The differences from the Auburn can be seen in the helical gears inside, the squared-off housing and rectangular shaped pinion shaft. (not shown)

Rear End Swaps

When planning to replace the rear end in your 4th Gen Fbody, whether to change gear ratios, switch from drum to disc brakes, or to replace a damaged rear, it is important to obtain the correct rear for your car. Most importantly, if your car has NW9 (traction control) you should replace it with an NW9 rear, and vice-versa. Although it is possible to convert an NW9 rear to use standard J41/J65 connections, it does involve a good bit more work, and the ABS system may be compromised.

By plugging an NW9 harness into a car that originally had a J41/J65 rear, the single rear channel of the car's ABS system receives signal only from the left wheel sensor. It is possible for a 3-channel ABS system to function with an NW9 rear sensor, however it does not reliably work 100% of the time. The other option would involve drilling roughly a 3/4" hole through the top of the differential housing to insert a center ABS sensor, and installing the corresponding sensor ring on the carrier inside.

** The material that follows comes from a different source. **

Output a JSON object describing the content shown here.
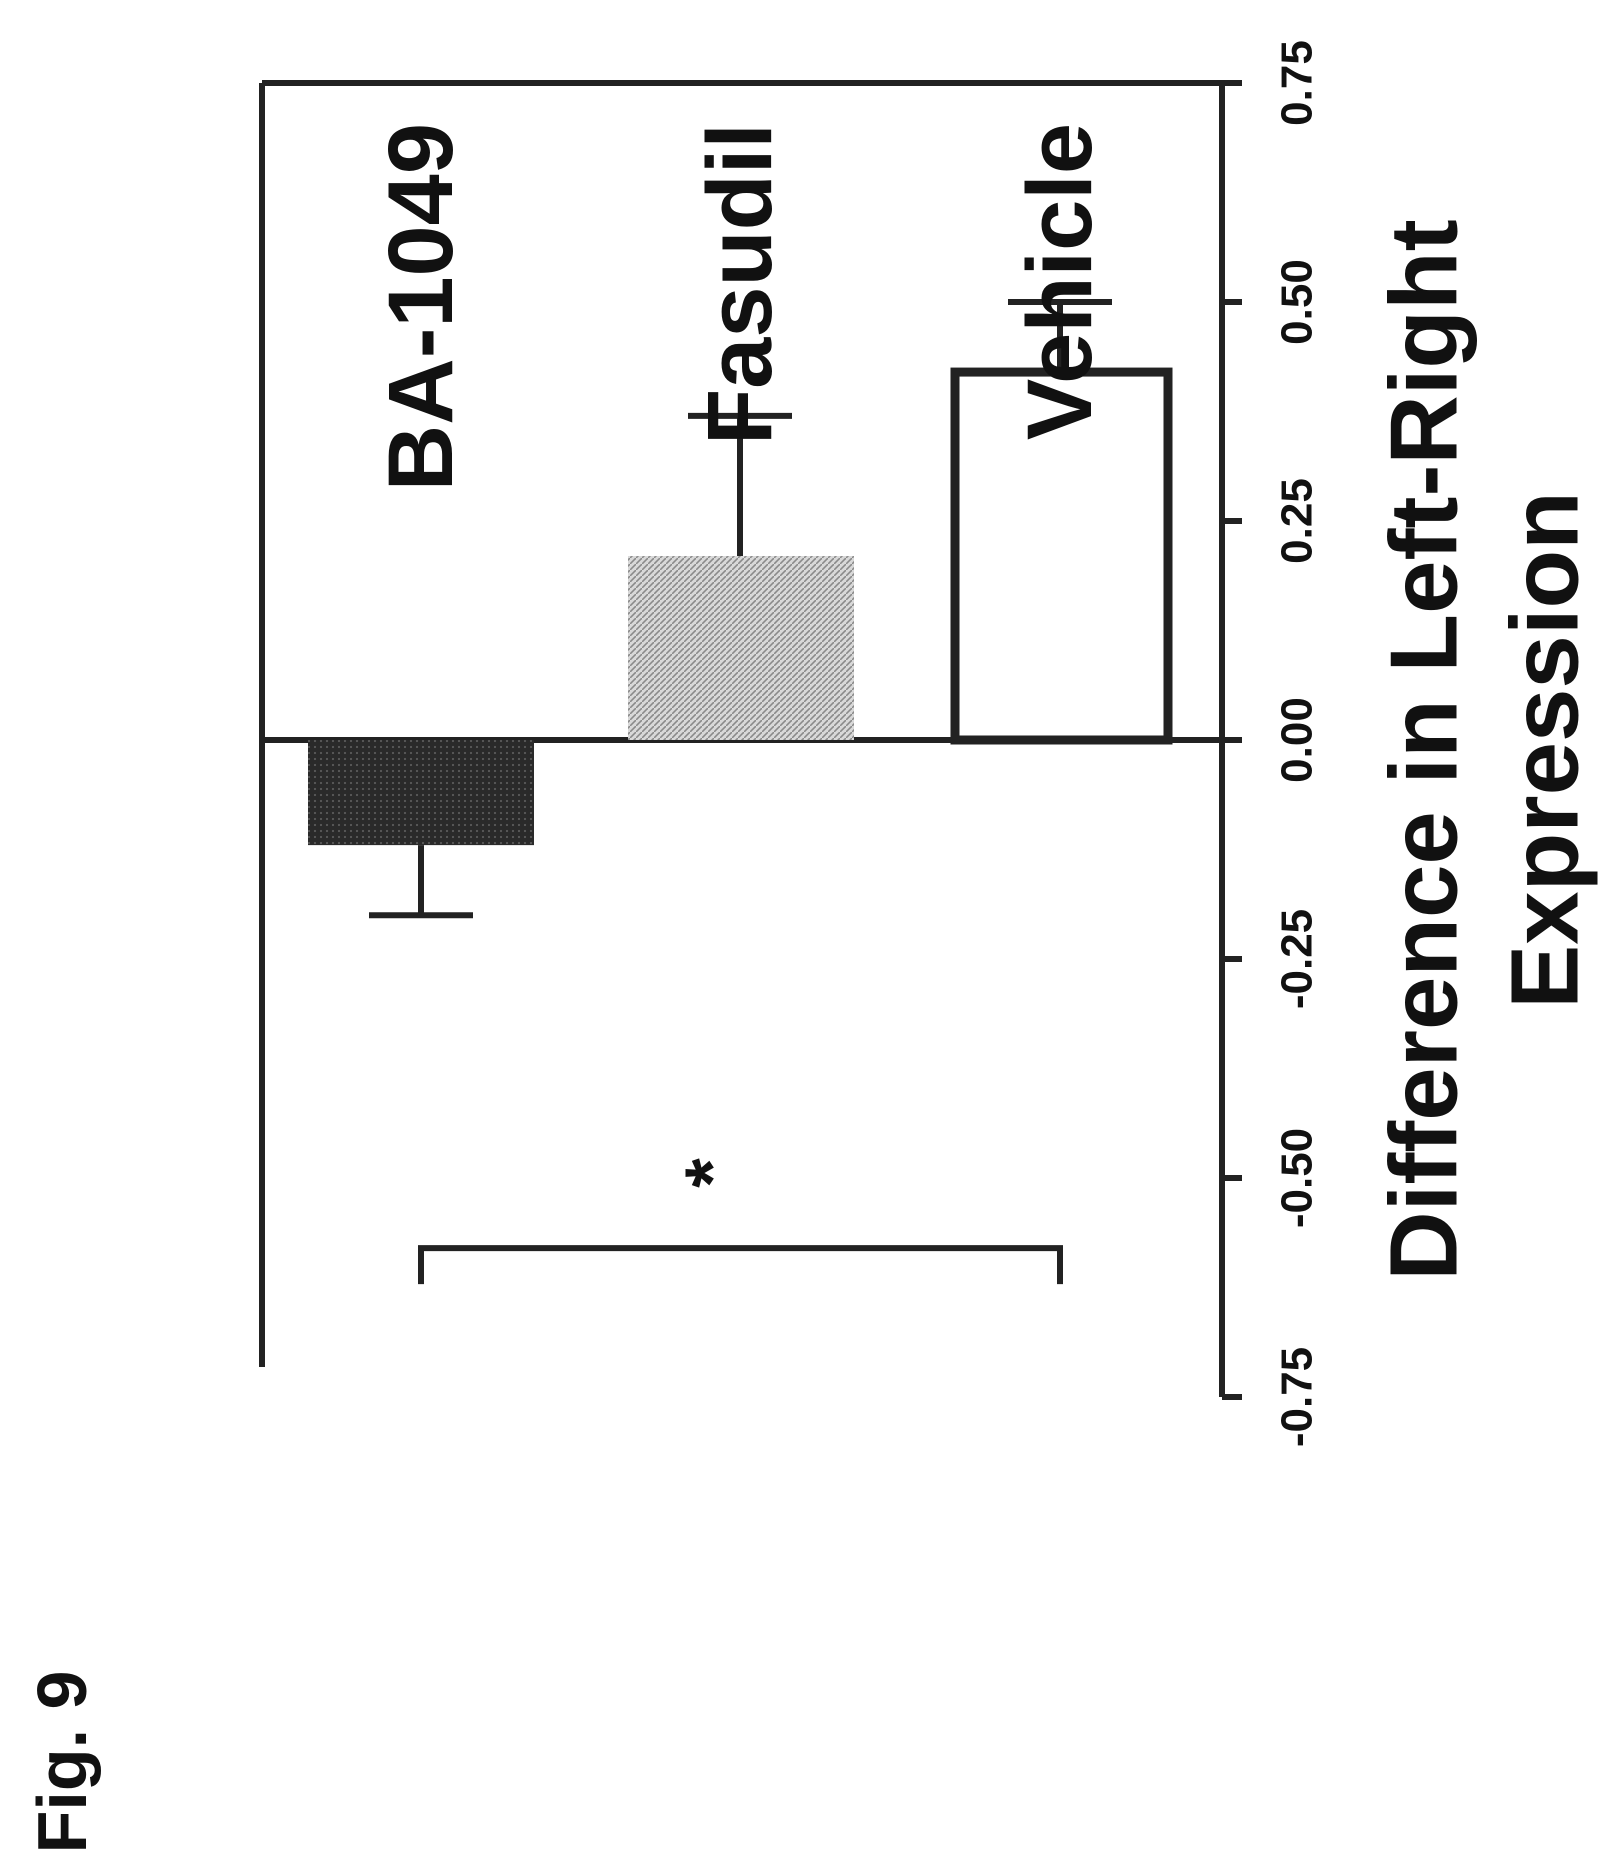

The highest (numerical) gear ratio available from the factory is 3.42 which was standard on all 6-speed V8 cars. Therefore it's a commonly sought rear to use to replace the 3.08 or 3.23 rears that came in the V6 cars. An added bonus for V6 owners is that the V8 rears also came standard with a limited slip differential, an Auburn unit from 93-97 and a Zexel Torsen carrier from 98 up. 93-97 V6 owners can also take advantage of the swap from drum to disc brakes. As a complete used rear can usually be found and installed for much less then sourcing the individual components and paying for installation, a rear end swap is an extremely popular modification, especially for the early 4th Gen V6 owners.